You can then fix it by reinterpreting the double-encoded UTF-8 as ISO-8859-1 and then declaring the encoding to actually be UTF-8

> bad.encode("iso-8859-1").force_encoding("utf-8")
 => "汉语 / 漢語"

But you can't convert the actual UTF-8 string into ISO-8859-1, since there are codepoints in UTF-8 which ISO-8859-1 doesn't have any unambiguous means of encoding

> str.encode("iso-8859-1")
Encoding::UndefinedConversionError: ""\xE6\xB1\x89"" from UTF-8 to ISO-8859-1

Now, you can't actually detect and fix this all the time because "there's no way to tell whether the result is from incorrectly double-encoding one character, or correctly single-encoding 2 characters."

So, the best you're left with is a heuristic. Borshuno's suggestion won't work here because it will actually destroy unconvertable bytes:

> str.encode( "iso-8859-1", fallback: lambda{|c| c.force_encoding("utf-8")} )
 .0=> " / "

The best course of action, if at all possible, is to fix your double-encoding issue so that it doesn't happen at all. The next best course of action is to add BOM bytes to your UTF-8 strings if you suspect they may get double-encoded, since you could then check for those bytes and determine whether your string has been re-encoded or not.

> str_bom = "\xEF\xBB\xBF" + str
 => "汉语 / 漢語"
> str_bom.start_with?("\xEF\xBB\xBF")
 => true
> str_bom.force_encoding("iso-8859-1").encode("utf-8").start_with?("\xEF\xBB\xBF")
 => false

If you can presume that the BOM is in your "proper" string, then you can check for double-encoding by checking if the BOM is present. If it's not (ie, it's been re-encoded) then you can perform your decoding routine:

> str_bom.force_encoding("iso-8859-1").encode("utf-8").encode("iso-8859-1").force_encoding("utf-8").start_with?("\xEF\xBB\xBF")
 => true

If you can't be assured of the BOM, then you could use a heuristic to guess whether a string is "bad" or not, by counting unprintable characters, or characters which fall outside of your normal expected result set (your string looks like it's dealing with Hebrew; you could say that any string which consists of >50% non-Hebrew letters is double-encoded, for example), so you could then attempt to decode it.

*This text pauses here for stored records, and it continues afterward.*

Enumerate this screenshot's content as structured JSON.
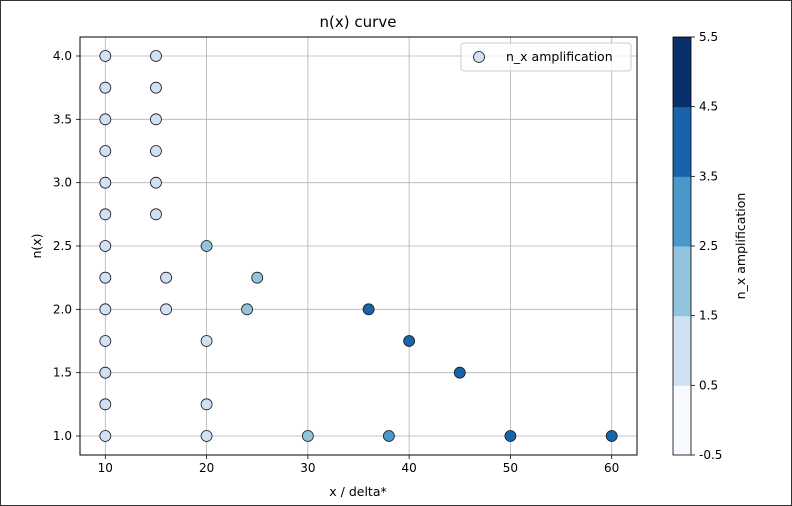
{
  "chart_data": {
    "type": "scatter",
    "title": "n(x) curve",
    "xlabel": "x / delta*",
    "ylabel": "n(x)",
    "xlim": [
      7.5,
      62.5
    ],
    "ylim": [
      0.85,
      4.15
    ],
    "xticks": [
      10,
      20,
      30,
      40,
      50,
      60
    ],
    "yticks": [
      1.0,
      1.5,
      2.0,
      2.5,
      3.0,
      3.5,
      4.0
    ],
    "xtick_labels": [
      "10",
      "20",
      "30",
      "40",
      "50",
      "60"
    ],
    "ytick_labels": [
      "1.0",
      "1.5",
      "2.0",
      "2.5",
      "3.0",
      "3.5",
      "4.0"
    ],
    "grid": true,
    "legend": {
      "label": "n_x amplification",
      "placement": "top-right"
    },
    "colorbar": {
      "label": "n_x amplification",
      "range": [
        -0.5,
        5.5
      ],
      "ticks": [
        -0.5,
        0.5,
        1.5,
        2.5,
        3.5,
        4.5,
        5.5
      ],
      "tick_labels": [
        "-0.5",
        "0.5",
        "1.5",
        "2.5",
        "3.5",
        "4.5",
        "5.5"
      ],
      "colors": [
        "#f7fbff",
        "#cfe1f2",
        "#93c4de",
        "#4a98c9",
        "#1864aa",
        "#08306b"
      ]
    },
    "points": [
      {
        "x": 10,
        "y": 4.0,
        "c": 1
      },
      {
        "x": 10,
        "y": 3.75,
        "c": 1
      },
      {
        "x": 10,
        "y": 3.5,
        "c": 1
      },
      {
        "x": 10,
        "y": 3.25,
        "c": 1
      },
      {
        "x": 10,
        "y": 3.0,
        "c": 1
      },
      {
        "x": 10,
        "y": 2.75,
        "c": 1
      },
      {
        "x": 10,
        "y": 2.5,
        "c": 1
      },
      {
        "x": 10,
        "y": 2.25,
        "c": 1
      },
      {
        "x": 10,
        "y": 2.0,
        "c": 1
      },
      {
        "x": 10,
        "y": 1.75,
        "c": 1
      },
      {
        "x": 10,
        "y": 1.5,
        "c": 1
      },
      {
        "x": 10,
        "y": 1.25,
        "c": 1
      },
      {
        "x": 10,
        "y": 1.0,
        "c": 1
      },
      {
        "x": 15,
        "y": 4.0,
        "c": 1
      },
      {
        "x": 15,
        "y": 3.75,
        "c": 1
      },
      {
        "x": 15,
        "y": 3.5,
        "c": 1
      },
      {
        "x": 15,
        "y": 3.25,
        "c": 1
      },
      {
        "x": 15,
        "y": 3.0,
        "c": 1
      },
      {
        "x": 15,
        "y": 2.75,
        "c": 1
      },
      {
        "x": 16,
        "y": 2.25,
        "c": 1
      },
      {
        "x": 16,
        "y": 2.0,
        "c": 1
      },
      {
        "x": 20,
        "y": 2.5,
        "c": 2
      },
      {
        "x": 20,
        "y": 1.75,
        "c": 1
      },
      {
        "x": 20,
        "y": 1.25,
        "c": 1
      },
      {
        "x": 20,
        "y": 1.0,
        "c": 1
      },
      {
        "x": 24,
        "y": 2.0,
        "c": 2
      },
      {
        "x": 25,
        "y": 2.25,
        "c": 2
      },
      {
        "x": 30,
        "y": 1.0,
        "c": 2
      },
      {
        "x": 36,
        "y": 2.0,
        "c": 4
      },
      {
        "x": 38,
        "y": 1.0,
        "c": 3
      },
      {
        "x": 40,
        "y": 1.75,
        "c": 4
      },
      {
        "x": 45,
        "y": 1.5,
        "c": 4
      },
      {
        "x": 50,
        "y": 1.0,
        "c": 4
      },
      {
        "x": 60,
        "y": 1.0,
        "c": 4
      }
    ]
  }
}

Finally, you would have to fall back to exception handling and hope that you know which encoding the string was purportedly declared as when it was double-encoded:

str = "汉语 / 漢語"
begin
  str.encode("iso-8859-1").encode("utf-8")
rescue Encoding::UndefinedConversionError
  str
end

However, even if you know that a string is double-encoded, if you don't know the encoding that it was improperly declared as when it was converted to UTF-8, you can't do the reverse operation:

> bad_str = str.force_encoding("windows-1252").encode("utf-8")
 => "汉语 / 漢語"
> bad_str.encode("iso-8859-1").force_encoding("utf-8")
Encoding::UndefinedConversionError: "\xE2\x80\xB0" from UTF-8 to ISO-8859-1

Since the string itself doesn't carry any information about the encoding it was incorrectly encoded from, you don't have enough information to reliably solve it, and are left with iterating through a list of most-likely encodings and heuristically checking the result of each successful re-encode with your Hebrew heuristic.

To echo the post I linked: character encodings are hard.